テレキャスターのブリッジは、ピッキングを妨げないブリッジプレートに6連スチール製ブロックサドルという組み合わせです。ストレスのない演奏性に加え、イントネーションとサスティン、そしてブライトさに優れます。


Nova Twins | Player Plus Sessions | Fender
でっかいエフェクトボードを駆使しつつ、ガンガン歌いまくる二人。新しい音楽には、新しい楽器が必要なのです。

Fender「Player Plus」シリーズのラインナップ

では、「Player Plus」シリーズのラインナップをチェックしていきましょう。今のところストラトキャスターとテレキャスターから2タイプがリリースされています。木材構成は全機種共通で、現代のフェンダー標準ともいえる、アルダーボディ、メイプルネック、指板はメイプルもしくはパーフェローです。デラックス・ギグバッグが付属します。

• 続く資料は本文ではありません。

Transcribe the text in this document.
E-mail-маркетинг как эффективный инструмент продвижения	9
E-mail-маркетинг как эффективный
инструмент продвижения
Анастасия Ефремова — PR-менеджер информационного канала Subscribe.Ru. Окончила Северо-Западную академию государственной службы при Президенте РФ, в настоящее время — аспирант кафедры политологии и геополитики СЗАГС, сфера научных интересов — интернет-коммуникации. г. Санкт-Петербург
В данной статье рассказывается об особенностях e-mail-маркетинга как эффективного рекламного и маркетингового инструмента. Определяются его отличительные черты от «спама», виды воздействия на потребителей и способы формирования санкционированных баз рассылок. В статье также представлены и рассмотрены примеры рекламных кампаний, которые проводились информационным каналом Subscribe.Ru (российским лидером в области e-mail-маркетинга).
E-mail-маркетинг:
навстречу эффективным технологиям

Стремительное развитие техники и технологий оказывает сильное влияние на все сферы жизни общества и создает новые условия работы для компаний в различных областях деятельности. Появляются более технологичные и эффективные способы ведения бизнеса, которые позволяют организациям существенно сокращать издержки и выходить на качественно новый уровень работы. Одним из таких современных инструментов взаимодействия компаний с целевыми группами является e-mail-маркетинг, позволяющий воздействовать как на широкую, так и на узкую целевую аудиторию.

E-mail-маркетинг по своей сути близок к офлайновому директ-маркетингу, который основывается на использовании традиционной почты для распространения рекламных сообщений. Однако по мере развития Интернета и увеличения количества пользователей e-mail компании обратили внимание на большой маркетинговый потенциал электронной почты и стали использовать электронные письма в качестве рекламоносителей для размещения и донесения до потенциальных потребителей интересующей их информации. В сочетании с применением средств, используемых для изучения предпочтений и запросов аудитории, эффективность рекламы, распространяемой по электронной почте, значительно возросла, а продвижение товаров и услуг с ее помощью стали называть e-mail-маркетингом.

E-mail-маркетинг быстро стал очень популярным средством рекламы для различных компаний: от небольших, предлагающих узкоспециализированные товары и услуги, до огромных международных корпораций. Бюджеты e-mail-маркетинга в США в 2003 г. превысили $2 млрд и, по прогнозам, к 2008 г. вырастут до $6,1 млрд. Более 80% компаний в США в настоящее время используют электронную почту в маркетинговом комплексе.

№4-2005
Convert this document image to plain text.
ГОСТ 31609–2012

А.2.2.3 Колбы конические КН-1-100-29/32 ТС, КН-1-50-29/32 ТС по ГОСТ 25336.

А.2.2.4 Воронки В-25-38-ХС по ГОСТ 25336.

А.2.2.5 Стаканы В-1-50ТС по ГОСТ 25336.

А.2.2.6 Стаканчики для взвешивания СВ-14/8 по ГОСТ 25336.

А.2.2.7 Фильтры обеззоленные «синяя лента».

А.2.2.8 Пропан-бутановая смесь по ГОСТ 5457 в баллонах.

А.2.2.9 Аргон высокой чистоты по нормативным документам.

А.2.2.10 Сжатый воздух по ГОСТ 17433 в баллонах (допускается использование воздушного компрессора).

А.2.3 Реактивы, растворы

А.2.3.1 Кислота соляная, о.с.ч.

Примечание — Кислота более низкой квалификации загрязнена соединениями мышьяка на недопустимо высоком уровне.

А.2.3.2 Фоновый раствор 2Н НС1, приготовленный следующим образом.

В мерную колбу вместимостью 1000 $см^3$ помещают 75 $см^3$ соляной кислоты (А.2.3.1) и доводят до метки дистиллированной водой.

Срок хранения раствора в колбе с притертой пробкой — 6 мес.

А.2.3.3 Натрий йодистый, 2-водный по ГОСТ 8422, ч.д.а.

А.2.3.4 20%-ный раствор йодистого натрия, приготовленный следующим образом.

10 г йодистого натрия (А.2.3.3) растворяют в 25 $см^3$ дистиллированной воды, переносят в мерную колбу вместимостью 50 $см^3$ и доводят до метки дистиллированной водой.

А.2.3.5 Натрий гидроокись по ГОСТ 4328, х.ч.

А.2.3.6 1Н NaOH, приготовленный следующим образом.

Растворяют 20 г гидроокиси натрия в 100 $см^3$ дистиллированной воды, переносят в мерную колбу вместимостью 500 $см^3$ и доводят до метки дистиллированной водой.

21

今のところ、左用はリリースされていません。

ストラトキャスター


Exploring the Player Plus Stratocaster Models | Fender
澄んだ音色と明るいルックスが印象的。特殊配線のサウンドも使いやすそうです。

ストラトキャスターは王道の3シングル配列、リアをハムバッカーに換装したHSS配列、2モデルがリリースされています。両機とも、トーン1がフロントとミドルに、トーン2がリアにかかります。トーン2には、特殊配線の起動スイッチが仕込まれています。

Player Plus Stratocaster

Player Plus Stratocaster

ストラトキャスターの特殊配線は「フロントピックアップ起動」で、普通のストラトでは不可能だった「リア+フロント」および「シングルコイルぜんぶ起動」という二つのサウンドバリエーションが使用できます。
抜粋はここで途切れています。